Anguilla became the latest British Overseas Territory to benefit from voluntary efforts of the soldiers and marines especially embarked upon the tanker for humanitarian aid duties.

The W.I.S.E school, which provides an education for youngsters aged 12-17 who would otherwise struggle academically, needed some considerable TLC.

The tanker team set aside two days to install fans in classrooms – there’s no air conditioning in the building – removed a dangerous bannister leading to the main entrance, fitted catches to the wooden shutters on windows to prevent them slamming shut continuously and finally painted the walls, floors and ceilings, helped at times by some of the students.

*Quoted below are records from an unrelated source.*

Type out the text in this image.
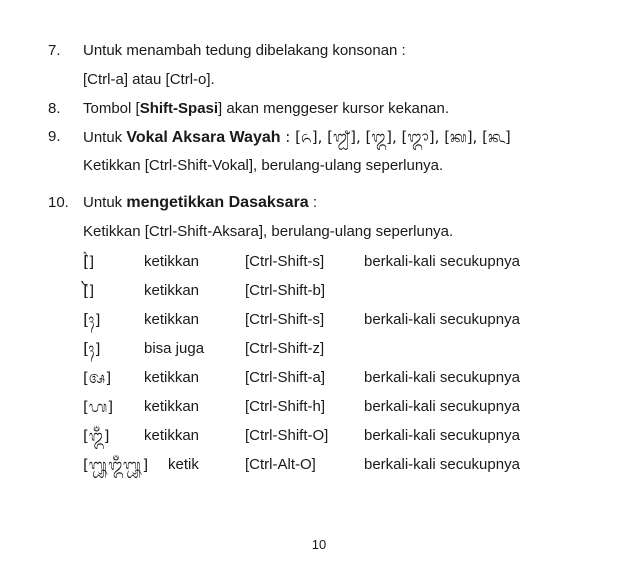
7. Untuk menambah tedung dibelakang konsonan :
[Ctrl-a] atau [Ctrl-o].
8. Tombol [Shift-Spasi] akan menggeser kursor kekanan.
9. Untuk Vokal Aksara Wayah : [ᬏ], [ᬐ], [ᬑ], [ᬒ], [ᬓ], [ᬔ]
Ketikkan [Ctrl-Shift-Vokal], berulang-ulang seperlunya.
10. Untuk mengetikkan Dasaksara :
Ketikkan [Ctrl-Shift-Aksara], berulang-ulang seperlunya.
[ᬂ]	ketikkan	[Ctrl-Shift-s]	berkali-kali secukupnya
[ᬃ]	ketikkan	[Ctrl-Shift-b]
[ᬄ]	ketikkan	[Ctrl-Shift-s]	berkali-kali secukupnya
[ᬄ]	bisa juga	[Ctrl-Shift-z]
[ᬅ] ketikkan	[Ctrl-Shift-a]	berkali-kali secukupnya
[ᬳ] ketikkan	[Ctrl-Shift-h]	berkali-kali secukupnya
[ᬑᬁ] ketikkan	[Ctrl-Shift-O] berkali-kali secukupnya
[᭛ᬑᬁ᭛] ketik	[Ctrl-Alt-O]	berkali-kali secukupnya
10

I am delighted that my teams were able to use their skills to help improve capabilities on the island over such a wide range of areas.

Captain Nigel Budd RFA

The pupils, said Wave Knight’s communications officer Chris Marchant, “expressed overwhelming appreciation for us being there and said that it made them feel so special to have us doing these things for them.”

Anguilla is twice the size of Portsmouth but with a population of fewer than 15,000. Put simply, it would be overwhelmed should it bear the full force of a hurricane.

Two days of valuable exercises with the Anguilla Department of Disaster Management were held to test communications while island authorities played out a table-top disaster exercise to plan a coordinated response to an earthquake hitting the island.

Natural disaster is a possible rather than clear and present danger on Anguilla, unlike gun crime which is on the increase according to the island’s police commissioner, who asked for assistance in training his men.

Step forward Royal Marine and skill-at-arms instructor L/Cpl Joshua Howell-Williams, who spent a day with the island’s constabulary, inspecting their weapons and advising them on the ranges.

It wasn’t the only help the police received from Wave Knight because the radio on their launch was out of action – and, as four volunteers from the ship found, beyond repair.

Being good eggs, they fitted a new one, plus aerial, and tested it with a successful communications check with the tanker.

“Our time in Anguilla has been very rewarding as it has made a big difference to so many people,” said the tanker’s Commanding Officer Capt Nigel Budd RFA.

“I am delighted that my teams were able to use their skills to help improve capabilities on the island over such a wide range of areas.

“I was particularly pleased with the immediate positive impact of the school refurbishment had on the young people’s lives.”